One strength of this study is the quantitative assessment of motor function signature in persons with ASD using a 3D-infrared sensor camera (Microsoft Kinect®) and visual-perceptive computing. Further assessments may implement more various kinetic parameters, such as cadence and stride length during walking tasks. Future studies should extent analysis to individuals with intellectual impairment. Also, this method should be replicated to explore subgroups within persons with ASD, e.g. persons with ASD with varying motor signature, persons with ASD with or without intellectual impairment.

Limitation

Due to restricted sample size, sex differences were not analyzed in our sample. However, sex distribution was statistically not significantly different between the two observed groups. Considering the high representation of male participants in previous studies on autism spectrum disorder in clinical settings50, the not significantly different ratio of female to male participants in our study acts rather as a strength of this study.

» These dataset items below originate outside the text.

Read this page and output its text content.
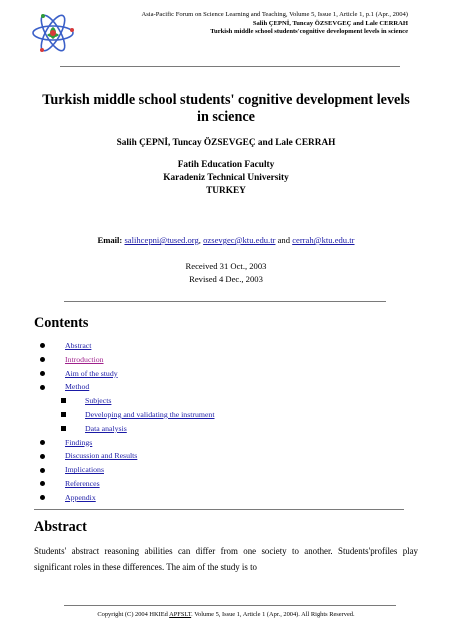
Asia-Pacific Forum on Science Learning and Teaching, Volume 5, Issue 1, Article 1, p.1 (Apr., 2004)
Salih ÇEPNİ, Tuncay ÖZSEVGEÇ and Lale CERRAH
Turkish middle school students'cognitive development levels in science
Turkish middle school students' cognitive development levels in science
Salih ÇEPNİ, Tuncay ÖZSEVGEÇ and Lale CERRAH
Fatih Education Faculty
Karadeniz Technical University
TURKEY
Email: salihcepni@tused.org, ozsevgec@ktu.edu.tr and cerrah@ktu.edu.tr
Received 31 Oct., 2003
Revised 4 Dec., 2003
Contents
Abstract
Introduction
Aim of the study
Method
Subjects
Developing and validating the instrument
Data analysis
Findings
Discussion and Results
Implications
References
Appendix
Abstract

Students' abstract reasoning abilities can differ from one society to another. Students'profiles play significant roles in these differences. The aim of the study is to

Copyright (C) 2004 HKIEd APFSLT. Volume 5, Issue 1, Article 1 (Apr., 2004). All Rights Reserved.
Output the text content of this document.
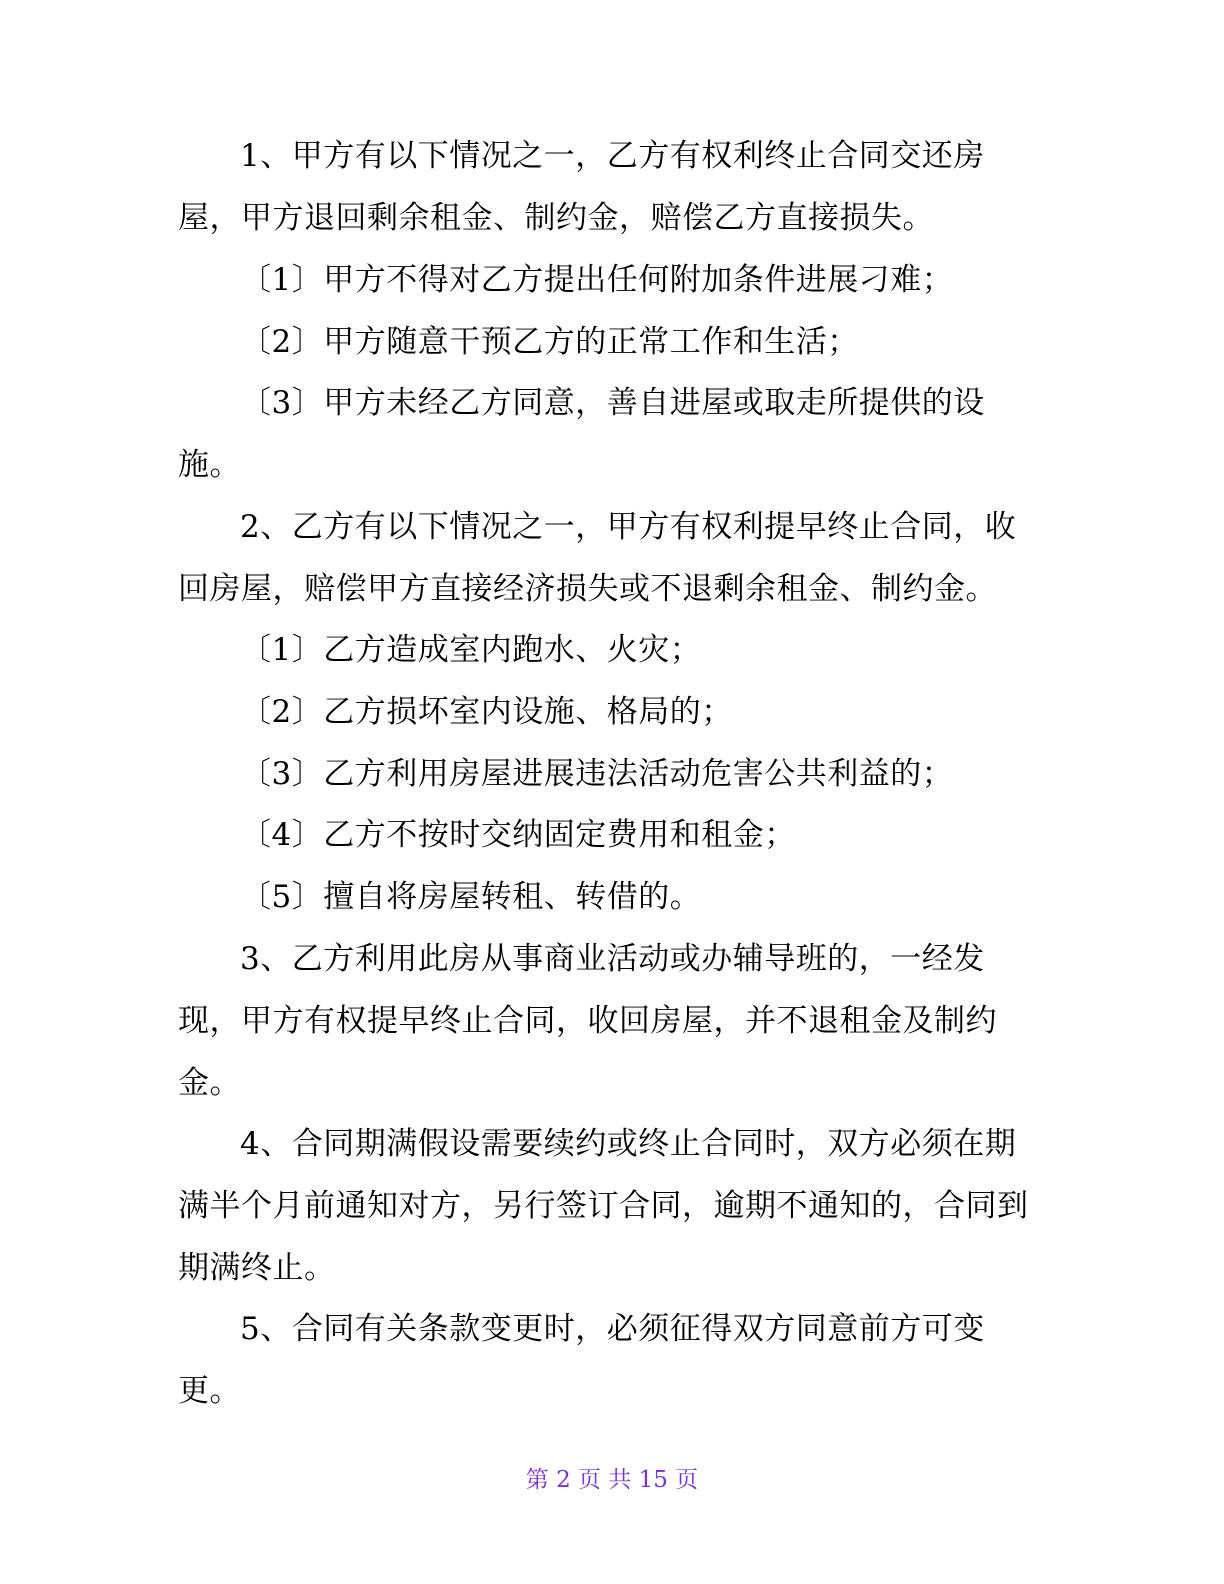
1、甲方有以下情况之一，乙方有权利终止合同交还房
屋，甲方退回剩余租金、制约金，赔偿乙方直接损失。
〔1〕甲方不得对乙方提出任何附加条件进展刁难；
〔2〕甲方随意干预乙方的正常工作和生活；
〔3〕甲方未经乙方同意，善自进屋或取走所提供的设
施。
2、乙方有以下情况之一，甲方有权利提早终止合同，收
回房屋，赔偿甲方直接经济损失或不退剩余租金、制约金。
〔1〕乙方造成室内跑水、火灾；
〔2〕乙方损坏室内设施、格局的；
〔3〕乙方利用房屋进展违法活动危害公共利益的；
〔4〕乙方不按时交纳固定费用和租金；
〔5〕擅自将房屋转租、转借的。
3、乙方利用此房从事商业活动或办辅导班的，一经发
现，甲方有权提早终止合同，收回房屋，并不退租金及制约
金。
4、合同期满假设需要续约或终止合同时，双方必须在期
满半个月前通知对方，另行签订合同，逾期不通知的，合同到
期满终止。
5、合同有关条款变更时，必须征得双方同意前方可变
更。
第 2 页 共 15 页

It is important to mention that psychiatric comorbidities in individuals with ASD were not an exclusion criterion in this study. Psychiatric diagnoses cannot be fully ruled out as confounding factors that may account for some of the significant differences of the ASD vs the HC group. However, the findings did not alter when controlling for depressive symptoms (item 26 of WHOQOL) as shown in the supplementary materials (Table 3). In addition, the psychiatric comorbidities of the ASD group in this study are representative of the general ASD population without intellectual impairment and, therefore, promote a naturalistic character of this study28. Since the operator was trained to read aloud standardized instructions during motor assessments and the participants were not allowed to speak, the bias in instruction can be assumed to be marginal.

Also, the association between motor function and ASD symptom severity should be carefully interpreted due to the explorative nature of this study. Most of the correlations between motor parameters ADOS-2 score and AQ score severity were small (r < 0.390) and only moderate for the parameter of comfortable walking speed in the correlation analysis between motor signature and the ADOS-2 score.

VPC appears to be a feasible instrument for the detection of multiple motor function abnormalities in persons with ASD. Future studies should aim to establish the specificity of ASD motor signature by comparison to findings in other psychiatric or neurodegenerative disorders. Studies exploring neuroanatomical and neurofunctional correlates of our findings would help to form hypotheses on their origin. Furthermore, future studies are warranted to account for heterogeneity in ASD phenomenology that includes, but is not restricted to motor functions51,52. To implement VPC as a diagnostic tool, a standardized motor score via video analysis should be developed and its validity tested on additional ASD cohorts and clinical control groups. Lastly, since the ASD symptom severity correlated to some motor dysfunctions in individuals with ASD, our results may serve as a starting point to explore therapeutic potential, for instance as biofeedback therapy based on video analysis of motor behaviour. First data show e.g., that real-time biofeedback using Kinect for physical rehabilitation in patients with total knee replacement therapy led to an improvement in gait and quality of life53.

Conclusion

Our results indicate that adults with ASD without intellectual impairment show a specific motor signature compared to HC related to movement timing and postural control and possibly manual dexterity. The data specify knowledge from clinically descriptions of motor functions in ASD. 3D-video analysis appears to be a feasible instrument for a simple and quantitative assessment of multiple motor functions in patients with ASD with potential for use in research and clinical context.